In 1932, when a furnished house in Oceanside rented for around $13 a month and hamburger sold for 10 cents a pound, talk of establishing a community college in North County started. Though the idea was initially rejected, it soon became evident that an economically shaken Oceanside needed a way to provide local students with a college education without having to leave home.
In 1934, the Oceanside-Carlsbad Union High School District Board of Education voted to establish a community college, to be located in one wing of Oceanside High School and led by Superintendent/Principal George R. McIntyre. Known then as the Oceanside-Carlsbad Junior College Department of the Oceanside High School District, the school opened on September 3, 1934, with 20 faculty members who taught about 120 students. The college offered 16 courses that were accepted as credit toward advanced standing at the University of California. The college also offered vocational courses for students not wishing to transfer to a university.
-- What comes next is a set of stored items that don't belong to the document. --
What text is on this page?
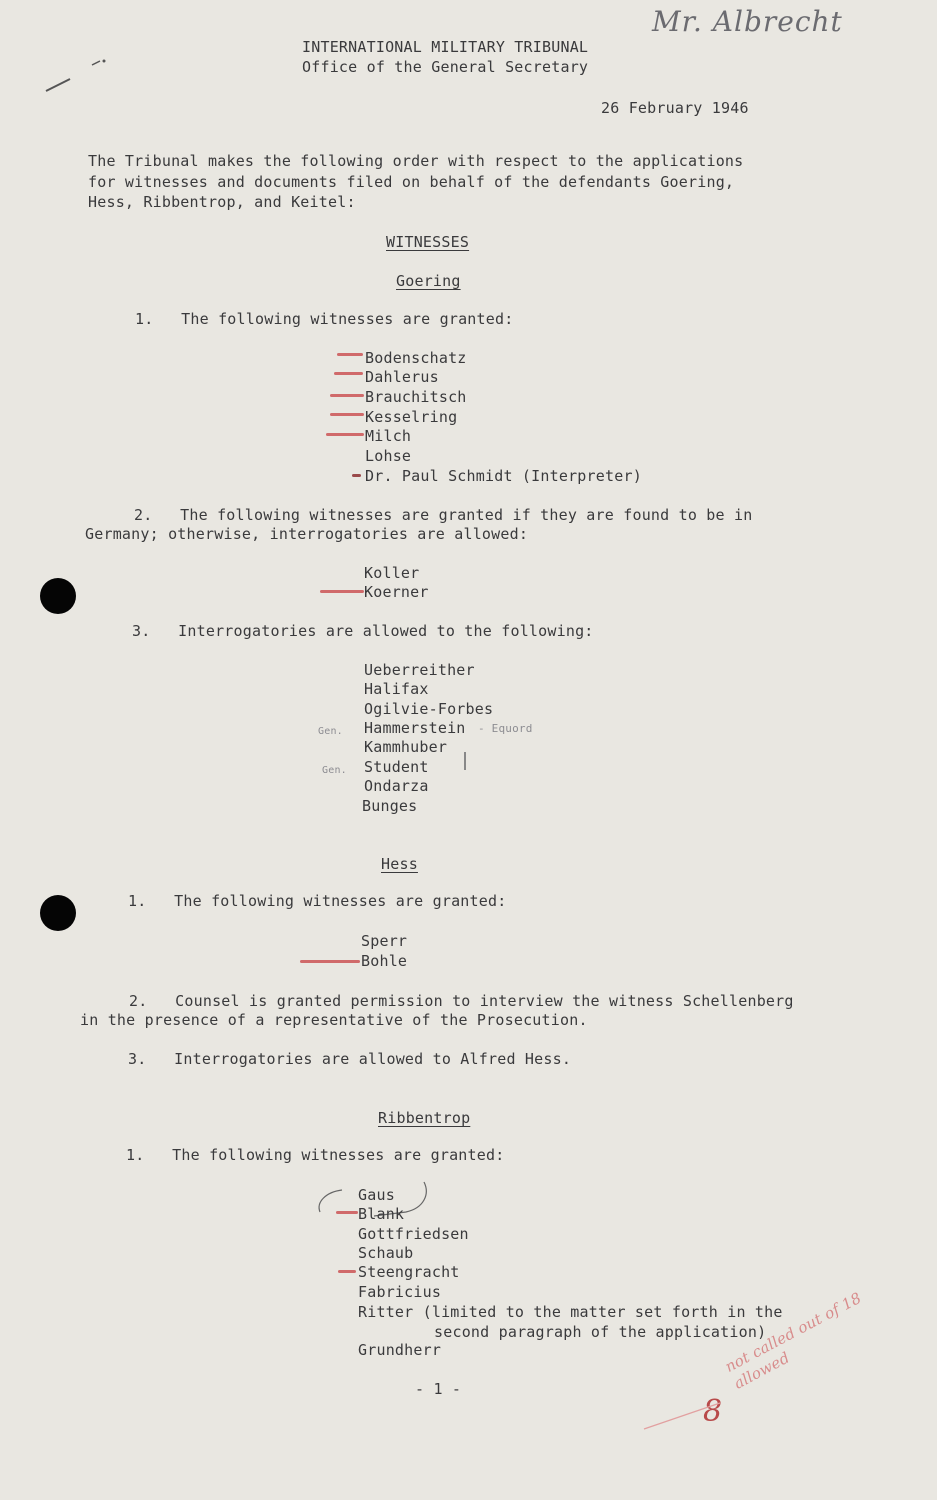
Mr. Albrecht
INTERNATIONAL MILITARY TRIBUNAL
Office of the General Secretary
26 February 1946
The Tribunal makes the following order with respect to the applications
for witnesses and documents filed on behalf of the defendants Goering,
Hess, Ribbentrop, and Keitel:
WITNESSES
Goering
1.   The following witnesses are granted:
Bodenschatz
Dahlerus
Brauchitsch
Kesselring
Milch
Lohse
Dr. Paul Schmidt (Interpreter)
2.   The following witnesses are granted if they are found to be in
Germany; otherwise, interrogatories are allowed:
Koller
Koerner
3.   Interrogatories are allowed to the following:
Ueberreither
Halifax
Ogilvie-Forbes
Gen. Hammerstein - Equord
Kammhuber
Gen. Student
Ondarza
Bunges
Hess
1.   The following witnesses are granted:
Sperr
Bohle
2.   Counsel is granted permission to interview the witness Schellenberg
in the presence of a representative of the Prosecution.
3.   Interrogatories are allowed to Alfred Hess.
Ribbentrop
1.   The following witnesses are granted:
Gaus
Blank
Gottfriedsen
Schaub
Steengracht
Fabricius
Ritter (limited to the matter set forth in the
second paragraph of the application)
Grundherr
- 1 -
8
not called out of 18 allowed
Fresh from high school, students formed social clubs and participated in many activities. In the first two years after opening its doors, the college formed football, basketball and track teams; the drama department presented two plays; and the A Cappella Choir performed in different towns in the district. The journalism class established the weekly school paper, "O-C Campus," which was a combination of the high school and college newspapers.
The students also published a yearbook, the "Phalanx" and formed a sorority, "Coraphilia" and a fraternity, "Keymen." To differentiate themselves from the high school students who shared the same campus and followed the same bell schedule, freshmen students wore green felt skullcaps, nicknamed "dinks."
A student booklet printed in the late 1930s highlighted the importance that student activities played in the early years of the college. The booklet advised, "Specialized training and cultural academic work are supported by a well-planned social life, a health program, and an opportunity for growth through the enjoyment of leisure-time activities." Hover your mouse here to see students socializing during "College Hall."
Just months after offering the first classes, the local community voted to continue the existence of Oceanside-Carlsbad Junior College (O-CJC), with 84 percent of votes cast in support of the college. In April 1935, the California State Board of Education approved its permanent establishment.